Zunächst einmal hat die Defensive der ukrainischen Truppen in letzter Zeit auf fast der gesamten Front Risse bekommen. Die Strategie der russischen Streitkräfte erlaubt es Kiew nicht, sich zu orientieren und eine einzige künftige "Hauptschlagrichtung" korrekt zu identifizieren. Das desorganisiert das ukrainische Militär auf der Ebene der Stäbe und führt in der Praxis zur chaotischen Verlegung der ukrainischen Reserven über Umgehungsstraßen entlang der Frontlinie.

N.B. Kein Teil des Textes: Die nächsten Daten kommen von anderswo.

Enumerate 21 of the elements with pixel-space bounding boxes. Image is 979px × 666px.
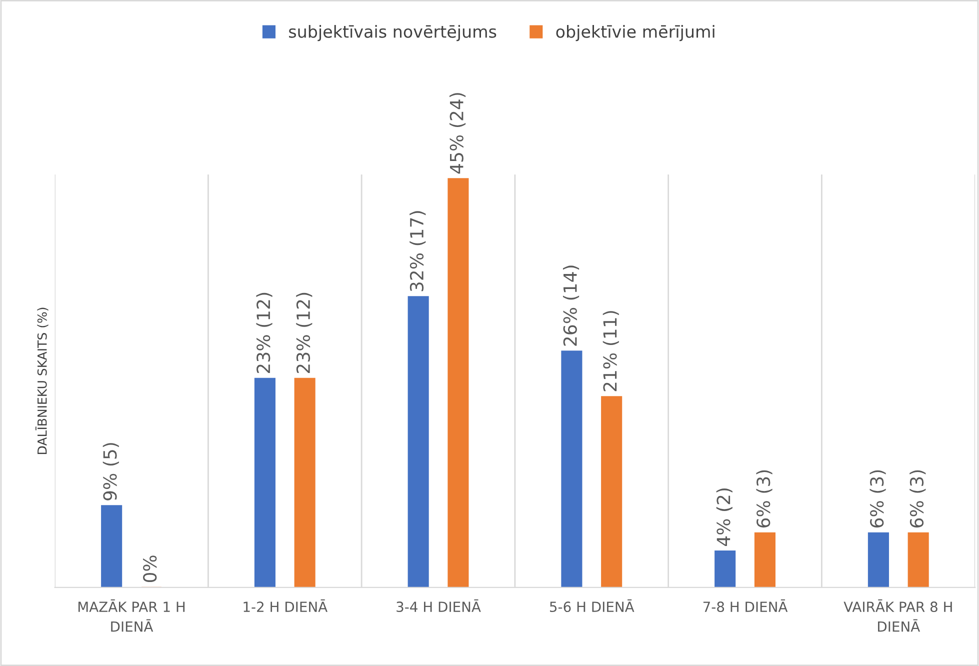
x-tick-label: VAIRĀK PAR 8 H DIENĀ [844,599,952,632]
data-label: 23% (12) [256,292,272,373]
data-label: 6% (3) [870,470,886,528]
x-tick-label: 1-2 H DIENĀ [244,599,328,612]
data-label: 6% (3) [756,470,772,528]
data-label: 0% [143,556,157,582]
data-label: 6% (3) [910,470,926,528]
data-label: 4% (2) [716,488,732,546]
x-tick-label: 5-6 H DIENĀ [550,599,634,612]
x-tick-label: 7-8 H DIENĀ [703,599,788,612]
data-label: 26% (14) [562,266,580,346]
data-label: 23% (12) [296,292,312,373]
legend-label: subjektīvais novērtējums [289,24,496,42]
legend-label: objektīvie mērījumi [556,24,714,42]
data-label: 21% (11) [602,311,619,392]
data-label: 45% (24) [449,93,466,174]
data-label: 32% (17) [410,211,426,292]
x-tick-label: MAZĀK PAR 1 H DIENĀ [78,599,185,632]
y-axis-title: DALĪBNIEKU SKAITS (%) [35,308,48,454]
data-label: 9% (5) [102,443,119,500]
x-tick-label: 3-4 H DIENĀ [396,599,481,612]
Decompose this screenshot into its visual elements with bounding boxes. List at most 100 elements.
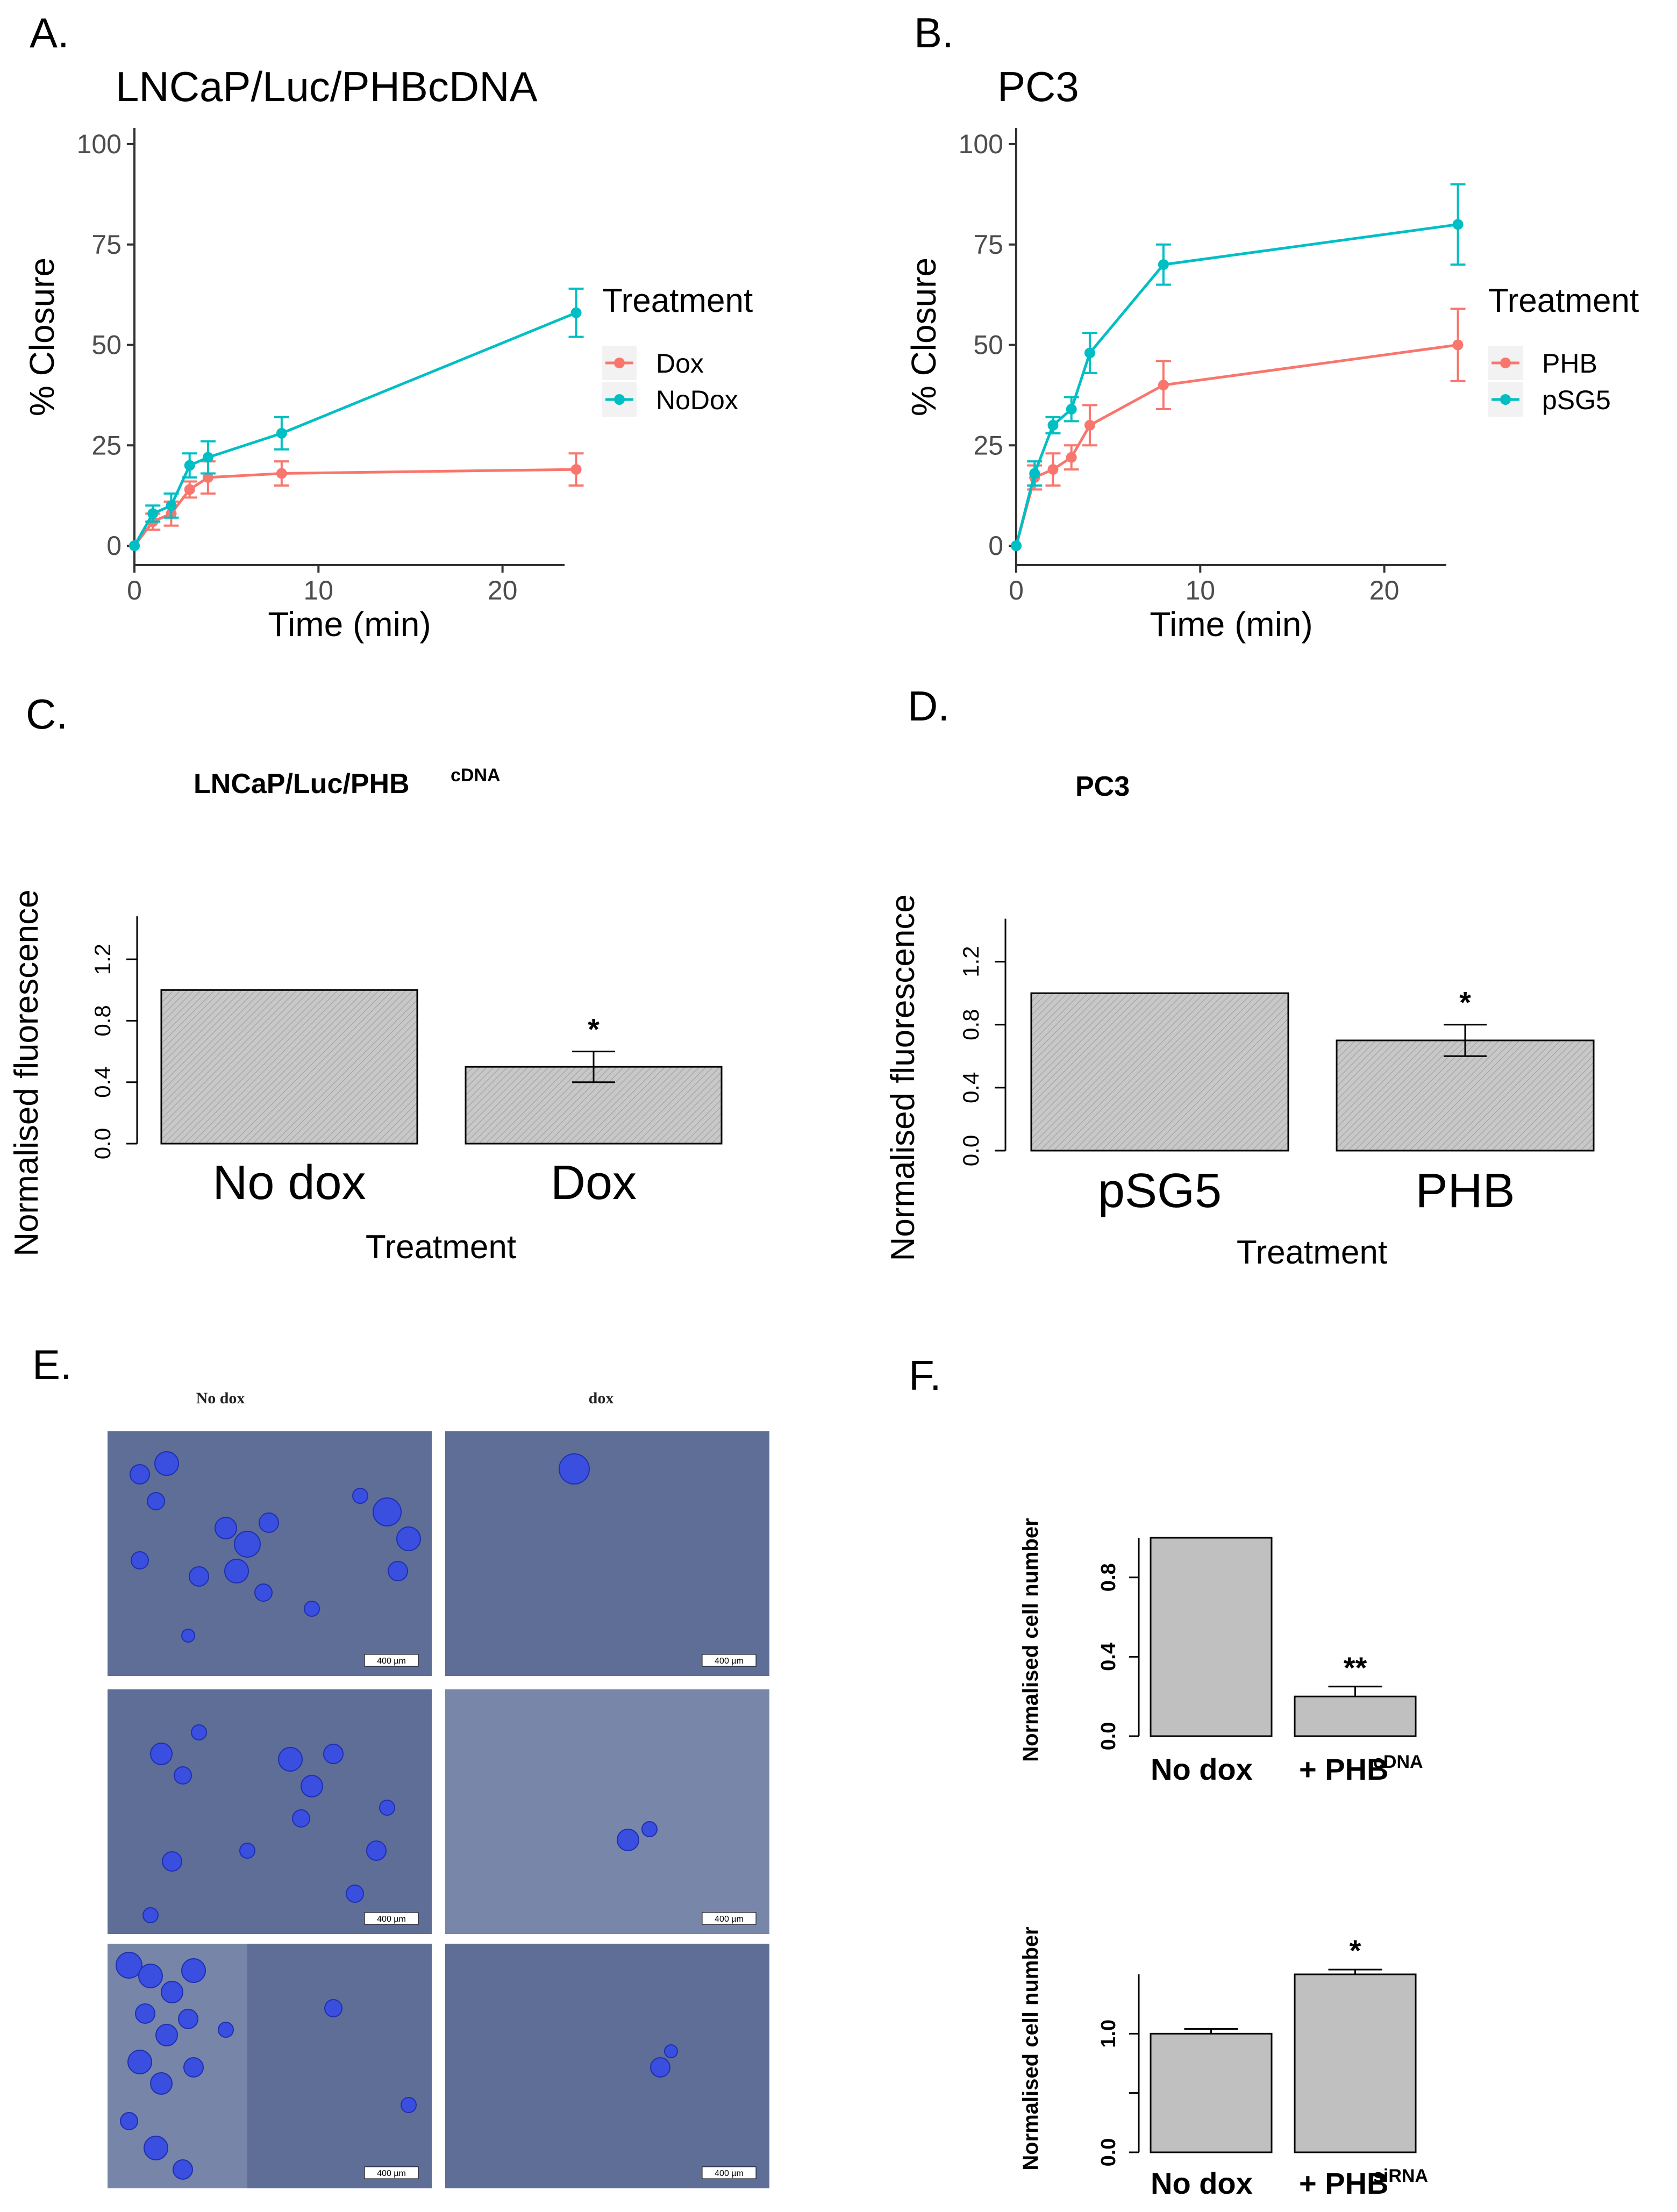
data-point-nodox xyxy=(166,500,177,511)
y-axis-title: Normalised cell number xyxy=(1019,1926,1043,2170)
column-label-no-dox: No dox xyxy=(196,1389,245,1407)
stained-cell xyxy=(150,1743,173,1765)
stained-cell xyxy=(155,2024,178,2046)
category-label: No dox xyxy=(1151,1752,1253,1786)
bar-chart-c: LNCaP/Luc/PHB cDNA 0.0 0.4 0.8 1.2 Normalised … xyxy=(8,765,723,1266)
micrograph-frame: 400 µm xyxy=(108,1944,432,2188)
stained-cell xyxy=(147,1492,165,1510)
line-chart-a: LNCaP/Luc/PHBcDNA 0 25 50 75 100 0 10 20 Time (mi… xyxy=(23,63,753,644)
stained-cell xyxy=(304,1601,320,1617)
scale-bar xyxy=(364,1654,419,1667)
data-point-phb xyxy=(1158,380,1169,391)
y-axis-title: % Closure xyxy=(23,258,61,416)
y-axis-title: Normalised cell number xyxy=(1019,1518,1043,1761)
data-point-phb xyxy=(1084,419,1095,431)
scale-bar-label: 400 µm xyxy=(715,1657,744,1666)
stained-cell xyxy=(130,1464,150,1485)
micrograph-image xyxy=(445,1431,769,1676)
y-tick-label: 0.4 xyxy=(90,1067,115,1098)
y-tick-label: 0.8 xyxy=(958,1009,983,1040)
y-tick-label: 75 xyxy=(973,230,1003,260)
series-line-nodox xyxy=(133,311,577,547)
data-point-phb xyxy=(1452,339,1464,351)
stained-cell xyxy=(346,1885,364,1903)
y-tick-label: 50 xyxy=(973,330,1003,360)
micrograph-image xyxy=(445,1944,769,2188)
micrograph-grid: 400 µm 400 µm 400 µm 400 µm 400 µm 400 µm xyxy=(108,1431,769,2188)
x-tick-label: 0 xyxy=(1009,575,1024,605)
micrograph-frame: 400 µm xyxy=(445,1689,769,1934)
y-tick-label: 0.0 xyxy=(1097,2138,1120,2167)
y-tick-label: 1.2 xyxy=(958,946,983,977)
data-point-psg5 xyxy=(1066,404,1077,415)
stained-cell xyxy=(373,1497,402,1526)
stained-cell xyxy=(144,2136,168,2160)
data-point-phb xyxy=(1066,452,1077,463)
stained-cell xyxy=(174,1766,192,1785)
stained-cell xyxy=(559,1453,590,1485)
column-label-dox: dox xyxy=(589,1389,614,1407)
legend-label-phb: PHB xyxy=(1542,348,1597,379)
stained-cell xyxy=(120,2112,138,2130)
y-tick-label: 1.0 xyxy=(1097,2020,1120,2048)
y-tick-label: 0.0 xyxy=(1097,1722,1120,1751)
stained-cell xyxy=(239,1843,255,1859)
bar-phb xyxy=(1294,1973,1417,2153)
stained-cell xyxy=(178,2009,198,2029)
y-tick-label: 25 xyxy=(91,430,122,460)
y-tick-label: 0.0 xyxy=(90,1128,115,1159)
x-axis-title: Treatment xyxy=(1237,1234,1387,1271)
data-point-psg5 xyxy=(1084,347,1095,359)
bar-chart-d: PC3 0.0 0.4 0.8 1.2 Normalised fluorescence pS… xyxy=(884,771,1595,1271)
stained-cell xyxy=(135,2003,155,2024)
stained-cell xyxy=(379,1800,395,1816)
panel-label-a: A. xyxy=(30,9,69,56)
category-label: + PHB xyxy=(1299,1752,1389,1786)
stained-cell xyxy=(401,2097,417,2113)
stained-cell xyxy=(278,1747,303,1772)
y-axis-title: Normalised fluorescence xyxy=(884,894,922,1261)
legend-title: Treatment xyxy=(602,282,753,319)
y-tick-label: 0.0 xyxy=(958,1135,983,1166)
y-tick-label: 25 xyxy=(973,430,1003,460)
data-point-nodox xyxy=(276,427,287,439)
panel-label-f: F. xyxy=(909,1352,941,1399)
category-label: Dox xyxy=(551,1156,637,1210)
y-axis-title: % Closure xyxy=(904,258,943,416)
legend-key-point xyxy=(614,394,625,405)
legend-key-point xyxy=(614,358,625,368)
stained-cell xyxy=(323,1744,344,1764)
x-tick-label: 0 xyxy=(127,575,142,605)
stained-cell xyxy=(116,1952,142,1979)
chart-title: LNCaP/Luc/PHBcDNA xyxy=(116,63,538,110)
scale-bar xyxy=(364,1912,419,1925)
significance-marker: ** xyxy=(1344,1651,1367,1685)
stained-cell xyxy=(191,1724,207,1740)
category-label: + PHB xyxy=(1299,2166,1389,2200)
stained-cell xyxy=(138,1964,163,1988)
category-label: pSG5 xyxy=(1098,1164,1222,1218)
x-tick-label: 20 xyxy=(488,575,518,605)
stained-cell xyxy=(150,2072,173,2095)
data-point-dox xyxy=(276,468,287,479)
data-point-psg5 xyxy=(1158,259,1169,270)
panel-label-c: C. xyxy=(26,690,68,738)
y-tick-label: 0 xyxy=(106,531,122,561)
stained-cell xyxy=(181,1629,195,1643)
y-axis-title: Normalised fluorescence xyxy=(8,889,45,1256)
stained-cell xyxy=(189,1566,209,1587)
y-tick-label: 0.4 xyxy=(958,1072,983,1103)
y-tick-label: 100 xyxy=(77,129,122,159)
legend-label-dox: Dox xyxy=(656,348,704,379)
legend-key-point xyxy=(1500,358,1511,368)
scale-bar-label: 400 µm xyxy=(377,1657,406,1666)
scale-bar-label: 400 µm xyxy=(377,2169,406,2178)
stained-cell xyxy=(388,1561,408,1581)
significance-marker: * xyxy=(588,1012,600,1046)
stained-cell xyxy=(259,1512,279,1533)
legend-label-psg5: pSG5 xyxy=(1542,385,1611,415)
panel-label-d: D. xyxy=(908,682,950,730)
stained-cell xyxy=(224,1559,249,1583)
category-label: No dox xyxy=(1151,2166,1253,2200)
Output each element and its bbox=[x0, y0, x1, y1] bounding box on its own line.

Darüber hinaus hat die Aktivierung der russischen Streitkräfte an der gesamten Frontlinie im Januar auch einige russische Experten dazu veranlasst, einen Wendepunkt zu erwarten und dies in die Öffentlichkeit zu tragen. "Bald, bald wird etwas passieren", ist ihre Antwort auf eine Art Forderung der russischen Öffentlichkeit. Von dieser Forderung rühren auch die Aufmerksamkeit für Versetzungen russischer Generäle, die Suche nach dem Positiven in kleinen Details und dergleichen mehr. Außerdem waren die Erwartungen nach Beginn der Teilmobilisierung zu hoch.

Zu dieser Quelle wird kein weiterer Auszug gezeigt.